Ponieważ była taka pospolita styropianowa-okleiłam ją najpierw gazetami:
Marzyła mi się trochę struktura jakby materiału ,dlatego pomyślałam,żeby obkleić ją bandażem
Następnie pomalowałam ją ale tylko kawałeczek....bo efekt,który uzyskałam był ....skromnie powiedziawszy okropny:(( No i co dalej?...a może papier mache?Jak pomyślałam-tak zrobiłam ....Prawda,że wygląda obrzydliwie???..A może jak w domowym SPA?..okłady błotne..hihihihi
Po wyschnięciu już lepiej...chociaż jakoś takoś struktura i wygląd szmaty do podłogi z czasów PRL,nieprawdaż?
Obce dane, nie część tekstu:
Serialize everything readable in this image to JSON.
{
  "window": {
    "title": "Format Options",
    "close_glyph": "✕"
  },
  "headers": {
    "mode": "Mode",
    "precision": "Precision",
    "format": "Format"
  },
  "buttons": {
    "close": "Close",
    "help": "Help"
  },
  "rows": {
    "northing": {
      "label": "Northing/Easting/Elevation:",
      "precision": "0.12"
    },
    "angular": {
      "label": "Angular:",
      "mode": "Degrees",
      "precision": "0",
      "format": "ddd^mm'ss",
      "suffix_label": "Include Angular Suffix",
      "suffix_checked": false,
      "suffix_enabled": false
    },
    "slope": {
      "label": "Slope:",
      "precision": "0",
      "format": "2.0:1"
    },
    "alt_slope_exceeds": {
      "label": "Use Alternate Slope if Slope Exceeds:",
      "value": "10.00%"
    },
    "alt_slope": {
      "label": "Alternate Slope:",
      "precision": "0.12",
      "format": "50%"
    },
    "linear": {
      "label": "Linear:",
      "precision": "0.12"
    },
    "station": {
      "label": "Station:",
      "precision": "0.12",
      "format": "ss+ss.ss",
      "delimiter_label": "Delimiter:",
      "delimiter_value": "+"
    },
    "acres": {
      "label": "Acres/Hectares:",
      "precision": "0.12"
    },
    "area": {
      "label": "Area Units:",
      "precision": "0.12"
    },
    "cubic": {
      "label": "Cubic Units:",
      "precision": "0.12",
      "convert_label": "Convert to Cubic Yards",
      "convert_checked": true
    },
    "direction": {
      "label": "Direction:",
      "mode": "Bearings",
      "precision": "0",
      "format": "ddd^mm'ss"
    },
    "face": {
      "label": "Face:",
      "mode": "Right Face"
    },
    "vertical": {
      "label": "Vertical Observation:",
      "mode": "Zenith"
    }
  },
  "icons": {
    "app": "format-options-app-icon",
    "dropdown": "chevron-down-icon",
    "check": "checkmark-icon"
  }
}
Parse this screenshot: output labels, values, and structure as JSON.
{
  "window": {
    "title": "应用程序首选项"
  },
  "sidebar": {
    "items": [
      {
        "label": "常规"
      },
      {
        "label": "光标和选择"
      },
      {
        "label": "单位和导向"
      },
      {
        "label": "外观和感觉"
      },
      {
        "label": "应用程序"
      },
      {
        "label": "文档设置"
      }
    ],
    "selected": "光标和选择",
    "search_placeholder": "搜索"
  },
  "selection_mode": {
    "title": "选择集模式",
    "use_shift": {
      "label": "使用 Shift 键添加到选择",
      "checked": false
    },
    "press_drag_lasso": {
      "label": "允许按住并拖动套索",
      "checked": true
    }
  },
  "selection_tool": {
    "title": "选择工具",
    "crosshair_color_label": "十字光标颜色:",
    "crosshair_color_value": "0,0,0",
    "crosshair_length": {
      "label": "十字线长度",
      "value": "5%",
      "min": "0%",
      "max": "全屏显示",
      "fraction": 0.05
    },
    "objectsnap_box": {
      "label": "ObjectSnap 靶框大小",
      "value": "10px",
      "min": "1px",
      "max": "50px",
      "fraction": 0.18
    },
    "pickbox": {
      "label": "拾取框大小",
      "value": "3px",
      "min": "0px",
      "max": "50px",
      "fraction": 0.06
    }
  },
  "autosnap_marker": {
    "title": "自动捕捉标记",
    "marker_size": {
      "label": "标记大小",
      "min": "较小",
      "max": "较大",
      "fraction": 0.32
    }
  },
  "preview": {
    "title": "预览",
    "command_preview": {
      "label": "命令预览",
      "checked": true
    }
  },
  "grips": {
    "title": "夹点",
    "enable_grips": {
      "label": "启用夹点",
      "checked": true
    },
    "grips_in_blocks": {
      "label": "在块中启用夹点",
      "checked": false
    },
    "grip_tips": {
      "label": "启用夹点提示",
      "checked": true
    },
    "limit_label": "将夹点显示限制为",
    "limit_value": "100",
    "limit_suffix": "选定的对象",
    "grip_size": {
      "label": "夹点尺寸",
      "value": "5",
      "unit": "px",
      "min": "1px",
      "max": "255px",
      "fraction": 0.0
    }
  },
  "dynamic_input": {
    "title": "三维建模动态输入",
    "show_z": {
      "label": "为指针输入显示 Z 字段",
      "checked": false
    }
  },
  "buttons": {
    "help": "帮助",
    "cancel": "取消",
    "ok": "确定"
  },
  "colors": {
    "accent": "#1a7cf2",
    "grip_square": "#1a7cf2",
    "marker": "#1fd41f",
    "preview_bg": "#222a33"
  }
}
Taaaa...no to teraz farba.....a właściwie farby:
Najpierw podkład... wygląda jak po nadużyciu kąpieli " słonecznych " w solarium)))
Na te wszelkie maziaje znów biel i ..przecierki...
Zaczęłam ją -Mademoiselle- robić w październiku....na początku października... prace trwają wciąż...z doskoku. Jeszcze kilka napisów....blaszek:)....i będzie gotowa...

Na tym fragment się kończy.